Some North Carolina civic leaders must feel they’re trying to listen to someone talk out of both sides of his mouth. Only it isn’t a person. It’s state government.
From one side comes the rhetoric of the Republican leaders of the General Assembly, who seem to have added a war against urban areas to their long-standing war against the poor (cutting unemployment, stifling Medicaid expansion). Now legislative leaders have put a hole in city budgets and are orchestrating a change in local elections to better the chances of Republicans winning in urban counties.
For example, they did away with the ability of local governments to collect privilege taxes from businesses, relatively small levies that enabled cities to cover expenses such as roads and public safety, both of which, by the way, benefit business development. The loss of the privilege tax will cost municipalities $62 million this year, says legislative staff.
But Republicans in the legislature think “tax” is a four-letter word, and some of them no doubt don’t like the fact that the state’s urban areas are more likely to vote Democratic.
What the mayors of those municipalities say, and have said to Gov. Pat McCrory, is that they’ll have to raise local taxes to make up for the lost privilege tax revenue or cut services. McCrory has tried to reassure them he’s going to come up with a plan to help them make up the money. But he has not done so, though he says he’s working on it.
Governor opposes tax shift
The governor seemed to side with towns and cities as well on another contentious financial issue at a Raleigh meeting of the League of Municipalities this week. He said he opposed a plan from Republican legislators to redistribute sales tax revenue to rural areas of the state, which would be another crippling expense to cities. The maneuver appears to be yet another urban versus rural issue stirred up by the GOP. The governor’s position is that he “wholeheartedly” opposes the sales tax gambit.
And to boot, McCrory doesn’t believe state lawmakers ought to be meddling in how city council members are elected in Greensboro or county commissioners are elected in Wake County. Republican legislators appear ready to redraw local district lines in Greensboro and Wake County in a way that will give Republican candidates an advantage.
As a former Charlotte mayor, McCrory is more attuned to the need for independence in localities and for the need for the legislature to mind its own business. But as governor, he’s up against members of his own party in the General Assembly who seem to relish in brushing him off.
McCrory asserts views
It’s refreshing, frankly, to see McCrory standing up for his own viewpoints and for cities and towns. Perhaps he realizes that standing aside and keeping quiet are only going to reinforce lawmakers’ clear lack of respect for him.
The governor has nothing to lose here. He, after all, was elected statewide, which the members of the General Assembly were not. He campaigned, twice, not as a radical but as a pragmatic conservative who believed he could bring people together.

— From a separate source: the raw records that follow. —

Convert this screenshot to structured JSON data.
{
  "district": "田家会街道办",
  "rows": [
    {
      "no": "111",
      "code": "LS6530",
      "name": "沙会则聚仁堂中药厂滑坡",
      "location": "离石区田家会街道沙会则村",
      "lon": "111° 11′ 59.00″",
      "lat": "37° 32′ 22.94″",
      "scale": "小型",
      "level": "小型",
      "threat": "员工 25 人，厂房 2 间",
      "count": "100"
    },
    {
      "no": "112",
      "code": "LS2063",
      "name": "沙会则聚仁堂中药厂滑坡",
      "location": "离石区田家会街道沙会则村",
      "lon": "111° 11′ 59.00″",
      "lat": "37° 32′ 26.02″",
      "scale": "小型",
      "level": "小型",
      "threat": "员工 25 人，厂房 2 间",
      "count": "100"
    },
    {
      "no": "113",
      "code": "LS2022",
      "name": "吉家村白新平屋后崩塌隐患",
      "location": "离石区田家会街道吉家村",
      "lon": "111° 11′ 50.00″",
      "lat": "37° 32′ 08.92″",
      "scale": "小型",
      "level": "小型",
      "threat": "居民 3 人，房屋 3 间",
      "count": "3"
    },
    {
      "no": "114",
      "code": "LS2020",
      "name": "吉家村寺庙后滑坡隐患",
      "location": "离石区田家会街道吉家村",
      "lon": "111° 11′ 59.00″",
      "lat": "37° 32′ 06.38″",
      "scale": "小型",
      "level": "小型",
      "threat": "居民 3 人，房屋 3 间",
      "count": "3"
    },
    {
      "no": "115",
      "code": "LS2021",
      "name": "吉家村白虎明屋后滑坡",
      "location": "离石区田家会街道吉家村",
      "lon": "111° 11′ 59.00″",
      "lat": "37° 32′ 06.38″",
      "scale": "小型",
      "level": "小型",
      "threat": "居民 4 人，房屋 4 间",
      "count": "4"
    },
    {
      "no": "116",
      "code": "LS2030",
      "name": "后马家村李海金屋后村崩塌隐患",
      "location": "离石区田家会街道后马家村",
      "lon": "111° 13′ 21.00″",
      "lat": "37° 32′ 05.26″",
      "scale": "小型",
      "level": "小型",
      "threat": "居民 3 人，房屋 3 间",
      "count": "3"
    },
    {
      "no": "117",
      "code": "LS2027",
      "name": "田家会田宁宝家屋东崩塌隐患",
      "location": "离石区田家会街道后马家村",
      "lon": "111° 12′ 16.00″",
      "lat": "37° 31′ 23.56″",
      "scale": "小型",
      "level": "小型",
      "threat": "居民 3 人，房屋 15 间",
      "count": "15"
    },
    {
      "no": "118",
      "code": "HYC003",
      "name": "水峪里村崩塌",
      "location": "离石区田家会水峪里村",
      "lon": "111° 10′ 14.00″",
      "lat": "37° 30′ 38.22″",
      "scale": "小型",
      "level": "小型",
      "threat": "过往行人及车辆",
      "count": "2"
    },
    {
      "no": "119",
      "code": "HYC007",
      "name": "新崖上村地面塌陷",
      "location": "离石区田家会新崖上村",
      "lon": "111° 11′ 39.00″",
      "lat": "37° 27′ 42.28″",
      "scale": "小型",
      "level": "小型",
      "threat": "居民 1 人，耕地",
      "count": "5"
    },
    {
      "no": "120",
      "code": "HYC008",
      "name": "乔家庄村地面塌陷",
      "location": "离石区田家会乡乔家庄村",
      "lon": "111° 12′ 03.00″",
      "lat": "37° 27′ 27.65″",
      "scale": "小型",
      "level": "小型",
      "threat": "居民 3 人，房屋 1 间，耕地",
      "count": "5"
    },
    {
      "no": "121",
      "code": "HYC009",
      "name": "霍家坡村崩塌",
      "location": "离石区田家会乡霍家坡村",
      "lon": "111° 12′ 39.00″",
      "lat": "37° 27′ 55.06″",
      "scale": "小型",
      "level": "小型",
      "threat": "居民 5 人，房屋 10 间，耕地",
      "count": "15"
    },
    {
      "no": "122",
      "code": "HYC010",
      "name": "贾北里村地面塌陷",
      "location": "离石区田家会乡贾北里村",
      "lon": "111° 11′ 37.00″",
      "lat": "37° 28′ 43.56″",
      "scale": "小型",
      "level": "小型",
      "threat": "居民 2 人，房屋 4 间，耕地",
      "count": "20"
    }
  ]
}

GOP leaders in the General Assembly seem not to care whether anybody comes together outside of their own caucus. That attitude only widens the fractures in state government and is enlarging the state’s rural-urban divide.
Mayors and other urban officials know, for example, what it means when House Speaker Tim Moore and Phil Berger, president pro tem of the state Senate, tell them they’re listening but show little interest in acting on the viewpoints of urban leaders or even talking about compromise on issues of concern.
That kind of attitude causes a backlash – even from a governor of their party.